Pat O'Connell, the owner of a fish stall, showed The Prince and The Duchess fresh salmon caught a short distance from the market in the River Lee.
"It's been an incredible visit," Mr O'Connell said.
"It's fantastic for Cork city, fantastic for the English market and fantastic for local Irish produce."
At Cork City Hall, The Prince of Wales delivered a speech.
His Royal Highness said: "You have no idea what a joy it is for me and my wife to be back in Ireland again.
"We have been profoundly touched by the warmth of the reception we have received.
"We have felt every single one of the 'cead mile failtes' extended to us."
"Ireland is a country that my wife and I have come to love. Above all, the warmth of its people and the irresistible haunting beauty of its landscape." Read The Prince of Wales speech in full.
The Prince then enjoyed a tour of University College Cork (UCC). His Royal Highness was greeted by the institution's president, Professor Patrick O'Shea, before he met students and signed the visitors' book.
The Prince of Wales was also shown the ApisProtect Beehive, which uses unique, innovative technology to help bee keepers prevent loss and increase hive productivity, and heard about research projects taking place at the university.

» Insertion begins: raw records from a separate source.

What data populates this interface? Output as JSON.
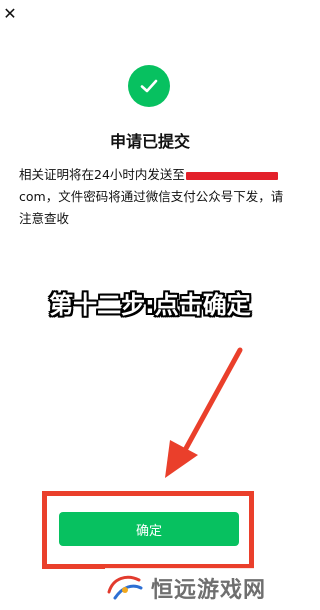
{
  "header": {
    "close_icon": "close-icon"
  },
  "result": {
    "icon": "check-circle-icon",
    "icon_color": "#07c160",
    "title": "申请已提交",
    "message_part1": "相关证明将在24小时内发送至",
    "message_part2": "com，文件密码将通过微信支付公众号下发，请注意查收"
  },
  "annotation": {
    "step_caption": "第十二步:点击确定",
    "arrow_color": "#ea3f2b",
    "highlight_color": "#ea3f2b"
  },
  "actions": {
    "confirm_label": "确定",
    "confirm_color": "#07c160"
  },
  "watermark": {
    "text": "恒远游戏网"
  }
}
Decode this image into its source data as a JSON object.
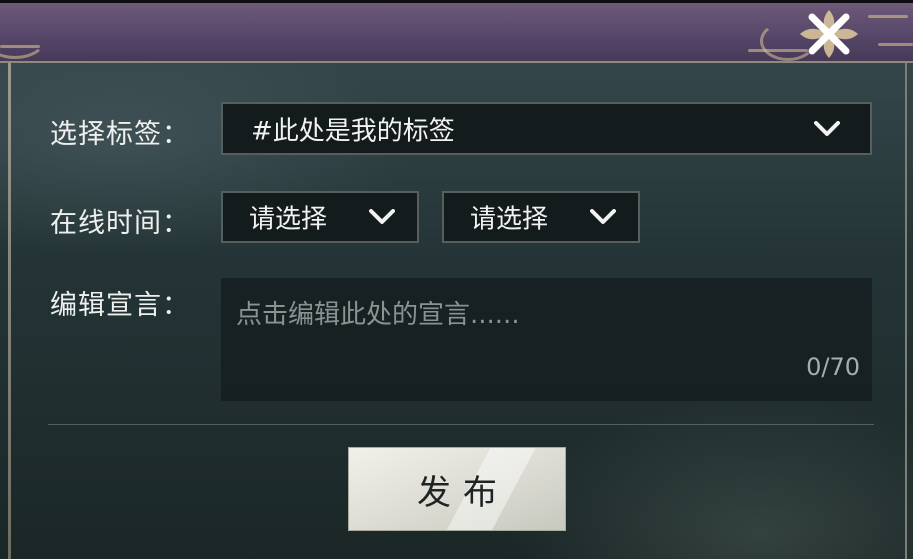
{
  "dialog": {
    "close_icon": "close-x-icon"
  },
  "tag": {
    "label": "选择标签：",
    "value": "#此处是我的标签",
    "icon": "chevron-down-icon"
  },
  "online_time": {
    "label": "在线时间：",
    "start_value": "请选择",
    "end_value": "请选择",
    "icon": "chevron-down-icon"
  },
  "declaration": {
    "label": "编辑宣言：",
    "placeholder": "点击编辑此处的宣言......",
    "counter": "0/70"
  },
  "publish_button": {
    "label": "发布"
  },
  "colors": {
    "header": "#57476a",
    "panel": "#243436",
    "input_bg": "#141b1c",
    "button_bg": "#e6e5de",
    "text": "#eef0ee"
  }
}
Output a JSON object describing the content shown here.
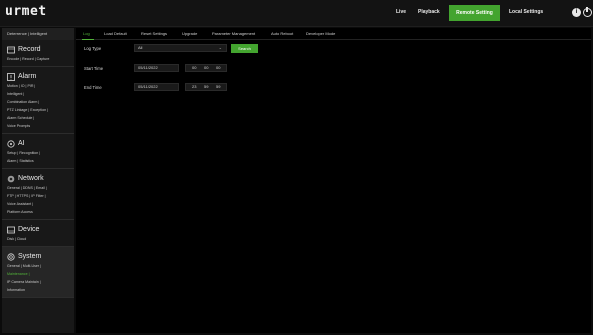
{
  "app": {
    "logo": "urmet"
  },
  "topnav": {
    "items": [
      "Live",
      "Playback",
      "Remote Setting",
      "Local Settings"
    ],
    "active": "Remote Setting"
  },
  "sidebar": {
    "top_row": "Deterrence | Intelligent",
    "sections": [
      {
        "title": "Record",
        "icon": "record-icon",
        "subs": [
          "Encode | Record | Capture"
        ]
      },
      {
        "title": "Alarm",
        "icon": "alarm-icon",
        "subs": [
          "Motion | IO | PIR |",
          "Intelligent |",
          "Combination Alarm |",
          "PTZ Linkage | Exception |",
          "Alarm Schedule |",
          "Voice Prompts"
        ]
      },
      {
        "title": "AI",
        "icon": "ai-icon",
        "subs": [
          "Setup | Recognition |",
          "Alarm | Statistics"
        ]
      },
      {
        "title": "Network",
        "icon": "network-icon",
        "subs": [
          "General | DDNS | Email |",
          "FTP | HTTPS | IP Filter |",
          "Voice Assistant |",
          "Platform Access"
        ]
      },
      {
        "title": "Device",
        "icon": "device-icon",
        "subs": [
          "Disk | Cloud"
        ]
      },
      {
        "title": "System",
        "icon": "system-icon",
        "subs": [
          "General | Multi-User |",
          "Maintenance |",
          "IP Camera Maintain |",
          "Information"
        ]
      }
    ]
  },
  "tabs": [
    "Log",
    "Load Default",
    "Reset Settings",
    "Upgrade",
    "Parameter Management",
    "Auto Reboot",
    "Developer Mode"
  ],
  "form": {
    "log_type_label": "Log Type",
    "log_type_value": "All",
    "search_label": "Search",
    "start_time_label": "Start Time",
    "start_date": "05/11/2022",
    "start_h": "00",
    "start_m": "00",
    "start_s": "00",
    "end_time_label": "End Time",
    "end_date": "05/11/2022",
    "end_h": "23",
    "end_m": "59",
    "end_s": "59"
  },
  "colors": {
    "accent": "#43a42f",
    "accent_text": "#53b53a",
    "background": "#000000",
    "sidebar": "#181818"
  }
}
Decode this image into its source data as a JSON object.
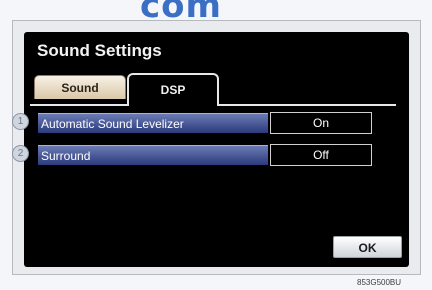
{
  "watermark": "com",
  "window": {
    "title": "Sound Settings"
  },
  "tabs": {
    "sound_label": "Sound",
    "dsp_label": "DSP",
    "active": "DSP"
  },
  "rows": [
    {
      "number": "1",
      "label": "Automatic Sound Levelizer",
      "value": "On"
    },
    {
      "number": "2",
      "label": "Surround",
      "value": "Off"
    }
  ],
  "ok_label": "OK",
  "image_code": "853G500BU"
}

Next, His Royal Highness visited The National Maritime College of Ireland where he took control of a virtual ship in the Bridge simulator and watched search and rescue training being carried out.
The Prince of Wales then visited the Irish Naval Base where His Royal Highness inspected the Guard of Honour before meeting cadets and Irish Naval personnel.
Meanwhile, The Duchess of Cornwall visited a women's refuge in Cork City for victims of domestic violence.
The centre, which has served the area for more than 40 years, offers counselling and support for women and children.
Her Royal Highness hailed the work of the refuge for letting women know "they are not alone".
Before departing, The Duchess presented a hamper to the refuge filled with sweets, chocolate and fudge for the children who live there, and met with the artist in residence who works with children through art therapy.
The Duchess of Cornwall then visited The Irish Guide Dogs for the Blind and learnt how the dogs here are being trained to support people with vision impairment and children with health conditions such as diabetes and autism.
Jack O Mahoney, from Cork, who has been blind since birth, gave Her Royal Highness a card written in Braille during her visit to the Irish Guide Dogs training centre.
Ms O Mahoney, Jack's mother, said that The Duchess was "very warm and took a real interest in Jack."
In the evening, The Prince of Wales and The Duchess of Cornwall attended a dinner at Crawford Art Gallery in Cork to celebrate the connections between the UK and Ireland.
The Prince made a toast and said: "We have had one of the most special days possible here, with you all in Cork. And the fact that it has taken so long to reach here is something that has been much on my mind for a very long time.
"But at last we have managed to reach Cork, the real capital of Ireland!"